Bug In Gmail App for Android Allows You To Send Emails Pretending To Be Someone Else

Bug in Gmail Android app allows anyone to send spoofed emails

A security flaw in the official Gmail Android app allows anyone to open the email spoofing attacks allowing anyone to make their email look like it was sent by someone else, possibly opening doors to dangerous phishing emails and scammers.

Dubbed as Email Spoofing, it enables the forgery of an e-mail header so that the email appears to have originated from someone else than the actual or original source.

An attacker generally needs a working SMTP (Simple Mail Transfer Protocol) server to send email and a mailing software to spoof email addresses.

The independent security researcher Yan Zhu, who was the one to discover the flaw said that the bug only works within the regular Gmail Android app.

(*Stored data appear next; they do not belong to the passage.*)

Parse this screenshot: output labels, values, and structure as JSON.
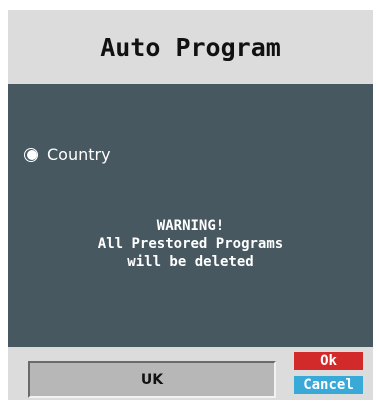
{
  "dialog": {
    "title": "Auto Program",
    "option": {
      "label": "Country",
      "selected": true
    },
    "warning": {
      "line1": "WARNING!",
      "line2": "All Prestored Programs",
      "line3": "will be deleted"
    },
    "country_value": "UK",
    "buttons": {
      "ok": "Ok",
      "cancel": "Cancel"
    }
  },
  "colors": {
    "title_bg": "#dcdcdc",
    "panel_bg": "#475860",
    "ok_button": "#d22a2a",
    "cancel_button": "#39a9d8"
  },
  "icons": {
    "option_radio": "radio-selected-icon"
  }
}
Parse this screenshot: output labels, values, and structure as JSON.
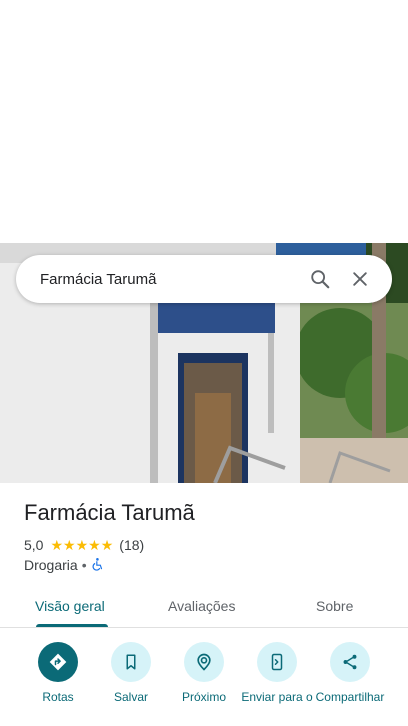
{
  "search": {
    "query": "Farmácia Tarumã"
  },
  "place": {
    "name": "Farmácia Tarumã",
    "rating": "5,0",
    "stars": 5,
    "review_count": "(18)",
    "category": "Drogaria",
    "separator": "•"
  },
  "tabs": [
    {
      "label": "Visão geral",
      "active": true
    },
    {
      "label": "Avaliações",
      "active": false
    },
    {
      "label": "Sobre",
      "active": false
    }
  ],
  "actions": [
    {
      "label": "Rotas",
      "icon": "directions-icon"
    },
    {
      "label": "Salvar",
      "icon": "bookmark-icon"
    },
    {
      "label": "Próximo",
      "icon": "nearby-icon"
    },
    {
      "label": "Enviar para o",
      "icon": "send-to-phone-icon"
    },
    {
      "label": "Compartilhar",
      "icon": "share-icon"
    }
  ],
  "colors": {
    "accent": "#0b6a77",
    "chip": "#d6f3f8",
    "star": "#fbbc04"
  }
}
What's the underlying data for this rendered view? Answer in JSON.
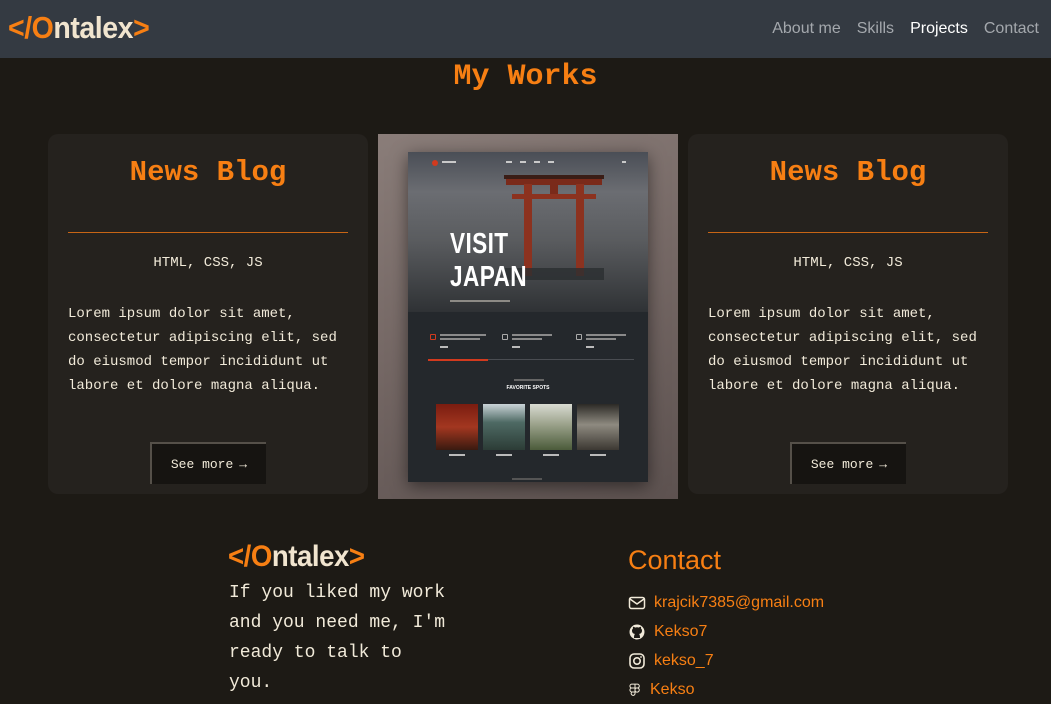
{
  "brand": {
    "open": "</",
    "o": "O",
    "rest": "ntalex",
    "close": ">"
  },
  "nav": {
    "links": [
      {
        "label": "About me",
        "active": false
      },
      {
        "label": "Skills",
        "active": false
      },
      {
        "label": "Projects",
        "active": true
      },
      {
        "label": "Contact",
        "active": false
      }
    ]
  },
  "works": {
    "title": "My Works",
    "cards": [
      {
        "title": "News Blog",
        "tech": "HTML, CSS, JS",
        "description": "Lorem ipsum dolor sit amet, consectetur adipiscing elit, sed do eiusmod tempor incididunt ut labore et dolore magna aliqua.",
        "button": "See more",
        "button_arrow": "→"
      },
      {
        "title": "News Blog",
        "tech": "HTML, CSS, JS",
        "description": "Lorem ipsum dolor sit amet, consectetur adipiscing elit, sed do eiusmod tempor incididunt ut labore et dolore magna aliqua.",
        "button": "See more",
        "button_arrow": "→"
      }
    ],
    "preview": {
      "headline_1": "VISIT",
      "headline_2": "JAPAN",
      "section_heading": "FAVORITE SPOTS"
    }
  },
  "footer": {
    "text": "If you liked my work and you need me, I'm ready to talk to you.",
    "contact_title": "Contact",
    "contacts": [
      {
        "icon": "envelope-icon",
        "label": "krajcik7385@gmail.com"
      },
      {
        "icon": "github-icon",
        "label": "Kekso7"
      },
      {
        "icon": "instagram-icon",
        "label": "kekso_7"
      },
      {
        "icon": "figma-icon",
        "label": "Kekso"
      }
    ]
  },
  "colors": {
    "accent": "#f77f13",
    "background": "#1d1a15",
    "nav": "#343a42",
    "card": "#25221e"
  }
}
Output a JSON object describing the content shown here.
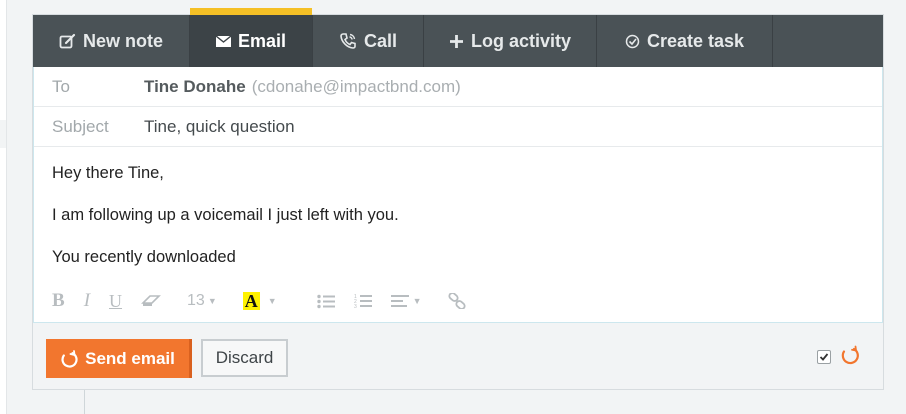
{
  "tabs": [
    {
      "label": "New note",
      "icon": "note-edit-icon"
    },
    {
      "label": "Email",
      "icon": "envelope-icon",
      "active": true
    },
    {
      "label": "Call",
      "icon": "phone-icon"
    },
    {
      "label": "Log activity",
      "icon": "plus-icon"
    },
    {
      "label": "Create task",
      "icon": "check-circle-icon"
    }
  ],
  "email": {
    "to_label": "To",
    "recipient_name": "Tine Donahe",
    "recipient_email": "(cdonahe@impactbnd.com)",
    "subject_label": "Subject",
    "subject_value": "Tine, quick question",
    "body_lines": [
      "Hey there Tine,",
      "I am following up a voicemail I just left with you.",
      "You recently downloaded"
    ]
  },
  "toolbar": {
    "bold": "B",
    "italic": "I",
    "underline": "U",
    "font_size": "13",
    "text_color_letter": "A",
    "items": [
      "bold-icon",
      "italic-icon",
      "underline-icon",
      "eraser-icon",
      "font-size-select",
      "text-color-icon",
      "bulleted-list-icon",
      "numbered-list-icon",
      "align-icon",
      "link-icon"
    ]
  },
  "actions": {
    "send_label": "Send email",
    "discard_label": "Discard",
    "track_checked": true
  },
  "colors": {
    "tab_bar": "#4a5256",
    "active_tab_accent": "#f5c026",
    "send_button": "#f2762e",
    "highlight": "#fff200"
  }
}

The flaw allowed her to change her display name in the account settings so that the final recipient will not be able to know the identity of the email sender.

Zhu changed her display name to yan “”security@google.com” with an extra quotation mark and sent an email to demonstrate her finding.

“[This] extra quotes [in the display name] triggers a parsing bug in the Gmail app, which causes the real email to be invisible,” Zhu told Motherboard. “It’s always been possible to spoof email envelope addresses, but spoofed emails now usually get caught by spam filters or get displayed with a warning in Gmail, With this bug, a hacker can get around these protections.”

When Zhu reported the issue to the Google Security team at the end of October, the experts rejected the bug report saying it is not a security vulnerability in response to her email correspondence with the internet giant.

“Thanks for your note, we don’t consider this to be a security vulnerability,” a Google Security Team member told Zhu.

At that point, Zhu decided to disclose the bug on Twitter.

Given that it only works within Android’s Gmail app, there is a low risk vulnerability. However, as spoofing an email address is surprisingly easy, spammers and phishers take advantage of it to harm people or organisation. This is exactly the scenario that Zhu put forward to Google when she notified them of the bug.

Spoofing of email envelope addresses has always been possible, but spoofed emails now usually get displayed with a warning in Gmail or get caught by spam filter, Zhu told Motherboard. A hacker can get around these protections with this bug.

Zhu should’ve taken advantage of the vulnerability when reporting it to Google said a Twitter user jokingly.

“Send the email from Sergey or Larry and tell them it’s a high priority bug that they need to fix immediately, wrote Phred on Twitter. “Problem solved.

However, here’s how you can protect yourself from spoofed email by following the below things:

* Turn on your Spam Filters – Spam filters and junk boxes that dump spoof emails to your junk mail are provided by almost every email service.

* Learn to Trace IP addresses and read Email message headers – It is a good practice to track down the source of spam. Open the header when you receive a suspicious email, and verify if the IP address of the sender is the same as the previous emails sent from the same person.

* Never Click on an Unfamiliar Attachment or a Suspicious Link or Download – Always keep an eye on the emails sent to you and avoid downloading email attachments or clicking links in email. Use the browser to go to your bank’s official website or other websites and log into your account to find what they want you to see.

* Keep your PC’s Antimalware Up-to-Date.

1 COMMENT

  1. Yea, this is definitely a low risk vulnerability, since it assumes the recipient uses both gmail and an Android phone with the gmail app. Viewing the email through a browser will reveal that the sender’s info is yan “”security@google.com”

    This article implies that the actual headers are modified, but they’re not really. As mentioned, the gmail app’s parser just doesn’t parse the sender email properly, but this only happens on the received email, not when it’s sent. Hitting reply to the email will reveal the actual account used to send it.

    The article suggests reading headers and other info, which from what I’ve found is not available in the actual app. Since the user has to log into a browser to view the headers, the user should discover that the sender has epically failed to trick anyone.